Occultant chez Karim Kal ou fuyant vers l’abstraction chez Nengi Omuku, l’arrière-plan n’est pas laissé au hasard et est encadré par cette grande technicité. Les sols sont aussi un terrain d’expression artistique riche et fécond chez les deux artistes. Dans les peintures de Nengi Omuku, ils sont parfois structurés et sages. Dans What was Lost, le sol est une variation géométrique de verts, proche des dalles vénitiennes. Ring A’Rose, sur le mur d’en face, produit un contraste brutal dans le traitement pictural des sols : les couleurs s’interpénètrent avec violence et l’on est ici plus proche d’accidentels lambeaux de chairs prêts à se décoller de la toile. Le traitement du sol chez Karim Kal tire lui aussi vers l’abstraction et la série Sols composée de trois œuvres efface les frontières de l’environnement urbain par des formes hybrides composées d’éléments naturels que sont l’eau, le pollen ou encore le sable. Nos certitudes visuelles autant que nos habitudes urbaines sont mises à l’épreuve et l’on se retrouve face à des paysages mystérieux et difficilement identifiables.

Le souci du sol, qui parcourt les œuvres de l’exposition, et ses traitements différents sont porteurs de sens. C’est peut-être dans cet élément que l’importance du corps, individuel ou social, prend justement corps. Le sol, partie de la croûte terrestre, aménagée ou naturelle, permet à l’homme de se tenir debout mais aussi de se déplacer. C’est un espace indispensable, que l’on foule sans s’en apercevoir. Les œuvres de l’exposition peuvent ainsi agir comme une prise de conscience de notre verticalité par rapport à ces sols et de notre unicité individuelle et collective permise par eux. Partout dans les œuvres, le sol sous des formes diverses nous est donné à voir, et pourtant il se refuse à nous, et échappe à nos corps. Il nous permet de formuler également la question de l’appartenance, étant alors entendu comme un terrain, une propriété de quelqu’un. Mais dans les espaces urbains sous tension photographiés par Karim Kal, que possède-t-on vraiment ? Les corps sociaux peints par Nengi Omuku nous appartiennent-ils seulement encore ?

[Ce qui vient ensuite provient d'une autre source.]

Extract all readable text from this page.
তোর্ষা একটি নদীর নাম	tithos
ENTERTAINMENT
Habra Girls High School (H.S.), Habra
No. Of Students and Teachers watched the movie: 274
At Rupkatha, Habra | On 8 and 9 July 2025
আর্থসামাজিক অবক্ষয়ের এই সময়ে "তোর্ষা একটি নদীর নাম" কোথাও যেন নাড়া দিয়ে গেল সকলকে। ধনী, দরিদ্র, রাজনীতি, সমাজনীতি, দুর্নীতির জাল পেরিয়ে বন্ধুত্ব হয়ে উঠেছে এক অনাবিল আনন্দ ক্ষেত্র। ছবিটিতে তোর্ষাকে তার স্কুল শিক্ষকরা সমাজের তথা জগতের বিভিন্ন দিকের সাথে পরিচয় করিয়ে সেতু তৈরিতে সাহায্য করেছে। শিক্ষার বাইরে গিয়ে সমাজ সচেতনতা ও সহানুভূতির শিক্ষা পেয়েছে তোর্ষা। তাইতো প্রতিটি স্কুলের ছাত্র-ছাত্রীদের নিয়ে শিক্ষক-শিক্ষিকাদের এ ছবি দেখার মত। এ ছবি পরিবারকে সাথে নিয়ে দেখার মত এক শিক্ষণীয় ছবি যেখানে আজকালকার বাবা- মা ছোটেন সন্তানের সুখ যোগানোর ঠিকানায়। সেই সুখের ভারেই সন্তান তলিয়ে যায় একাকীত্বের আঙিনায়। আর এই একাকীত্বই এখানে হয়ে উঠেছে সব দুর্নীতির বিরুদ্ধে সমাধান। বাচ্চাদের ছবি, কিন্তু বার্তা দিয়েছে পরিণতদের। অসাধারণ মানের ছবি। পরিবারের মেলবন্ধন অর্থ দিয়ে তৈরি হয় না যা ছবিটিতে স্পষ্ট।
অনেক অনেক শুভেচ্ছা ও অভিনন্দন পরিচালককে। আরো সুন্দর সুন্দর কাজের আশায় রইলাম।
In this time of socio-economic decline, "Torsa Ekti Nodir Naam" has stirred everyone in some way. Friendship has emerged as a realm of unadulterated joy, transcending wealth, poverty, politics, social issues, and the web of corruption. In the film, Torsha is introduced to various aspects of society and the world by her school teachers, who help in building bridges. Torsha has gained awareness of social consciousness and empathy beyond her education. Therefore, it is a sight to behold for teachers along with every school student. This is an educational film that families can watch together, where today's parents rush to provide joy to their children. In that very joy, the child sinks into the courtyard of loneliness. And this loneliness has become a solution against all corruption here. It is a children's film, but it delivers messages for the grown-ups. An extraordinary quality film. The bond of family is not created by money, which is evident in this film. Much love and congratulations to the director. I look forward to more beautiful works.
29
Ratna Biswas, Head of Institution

Nengi Omuku, Ring A’ Roses, 2021, Huile sur tissu sanyan, 193 × 278 cm. Production La Galerie, centre d’art contemporain de Noisy-le-Sec. Courtesy de l’artiste et Kristin Hjellegjerde Gallery. Vue de l’exposition « À corps défendant » de Karim Kal et Nengi Omuku, La Galerie Centre d’Art Contemporain de Noisy-Le-Sec. Photos ©Aurélien Mole

En creux des interrogations sur l’appartenance de nos espaces extérieurs se dessinent aussi celles de nos espaces intérieurs. « Sol », dans une autre acception, signifie aussi « la nature profonde de l’individu ». La personnalité des figures présentes ou absentes transperce l’espace. Les trois portraits individuels, Viva, Sal I et Mum, sont issus de l’imagination de l’artiste, d’une photographie ou encore d’une séance de pose. Les traits des visages sont absents, et les figures ainsi rendues anonymes. Pourtant, le geste pictural retranscrit avec vigueur les personnalités de ces figures et les émotions qui les animent. En résonance, Karim Kal propose deux photographies, Kosmos 40 et Kosmos 51, prises dans le centre psychothérapique de l’Ain. Au premier abord, ce sont deux sphères colorées qui percent un halo noir. Lorsque le regard s’approche, on distingue les détails d’un mur. Familiers des usagers de ce centre, les murs sont les témoins discrets des existences individuelles souvent accidentées qu’il accueille.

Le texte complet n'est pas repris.